Editas is a Cambridge-based biotech firm that is attempting to design new genetic treatments for diseases. While that’s a goal I certainly support, my reservations stem from how they intend to do this. Gene therapy has been around for a little while, but Editas wants to revolutionize it — they believe they’ve come up with a new method for editing genomes that involves changing the genome’s DNA sequence. According to Editas, the new genome-editing system will allow them to treat diseases for which we have no current treatments.
Research conducted over the past two years has granted scientists important insights into microbes — namely, they have an immune system comprised of proteins and RNAs that fends off viruses. Researchers have used that system to edit base genomic pairs and longer strands of DNA. Scientists can use RNAs to help bring these bacterial immune systems, also known as CRISPR/Cas, to a genetic sequence that contains a mutation that will cause a disease. They basically chop out the compromised section of DNA and replace it with the Cas system that includes the sequence that has the virus-fighting system in it. In other words, if you think of DNA strands as film, the scientists “edit” a movie (our genomic structure) by cutting the bad scenes and splicing in good ones to take their place.
It sounds deceptively simple, doesn’t it, the idea of cutting out bad spots and replacing them with new good one? But even though I’m no scientist or genomic expert, I struggle to accept that bringing such a concept to fruition is that easy. I’m not sure how I feel about “editing” our DNA. We’re not movies or books — a movie can do without a fuzzily shot scene, just as a book can do without an extraneous paragraph or page. But even if it’s got a mutation, is that sequence superfluous? Can it just be replaced? I’m thinking even of organ transplants — okay, so here’s a nice healthy liver or heart to replace the bad one. Doctors can’t just pop them in there — there’s immune system rejection worries and other bodily adjustments that may or may not play out the way we want. Do we know for certain that something like that wouldn’t happen with DNA?

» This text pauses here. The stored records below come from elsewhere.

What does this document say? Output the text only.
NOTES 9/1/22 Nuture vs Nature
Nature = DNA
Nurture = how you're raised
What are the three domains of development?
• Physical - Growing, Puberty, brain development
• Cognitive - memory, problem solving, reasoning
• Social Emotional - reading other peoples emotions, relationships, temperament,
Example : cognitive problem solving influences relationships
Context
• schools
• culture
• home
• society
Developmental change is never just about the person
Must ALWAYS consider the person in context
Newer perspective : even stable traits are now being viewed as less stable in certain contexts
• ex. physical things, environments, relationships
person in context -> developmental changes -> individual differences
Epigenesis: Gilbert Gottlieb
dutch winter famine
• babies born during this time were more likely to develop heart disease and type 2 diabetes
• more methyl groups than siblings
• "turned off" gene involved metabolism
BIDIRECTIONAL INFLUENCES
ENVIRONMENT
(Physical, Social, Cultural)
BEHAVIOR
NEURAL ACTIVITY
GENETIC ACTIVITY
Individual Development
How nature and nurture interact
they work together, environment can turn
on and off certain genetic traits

Thankfully, Editas realizes that it has a ways to go before parlaying this new treatment into a deliverable medicine. It needs to make sure that the guide RNA doesn’t lead to the misidentification of the diseased DNA sequences. It also needs to figure out how exactly to deliver Cas sequence into the cells of patients. Still, Editas says that if the corrected gene is spliced into sequence, it will retain its chromosome location, which means that the cells can still switch the gene on and off, which allows it to continue its natural responses.
Editas was started on a wave of momentum generated by breakthroughs in gene therapy. Interestingly, Editas co-founder George Church, a geneticist who works for Harvard, is the same guy who made waves for suggesting that we clone Neanderthals and eventually integrate them back into society. Church has also been a major player in the Human Genome Project, so he clearly knows about genetics, but he also seems to enjoy surprising the scientific community with wacky proposals that make me wonder just a little bit whether he’s a bit of a renegade. If only Walter Bishop were real — they’d make a great team (especially with a little psychedelic help!)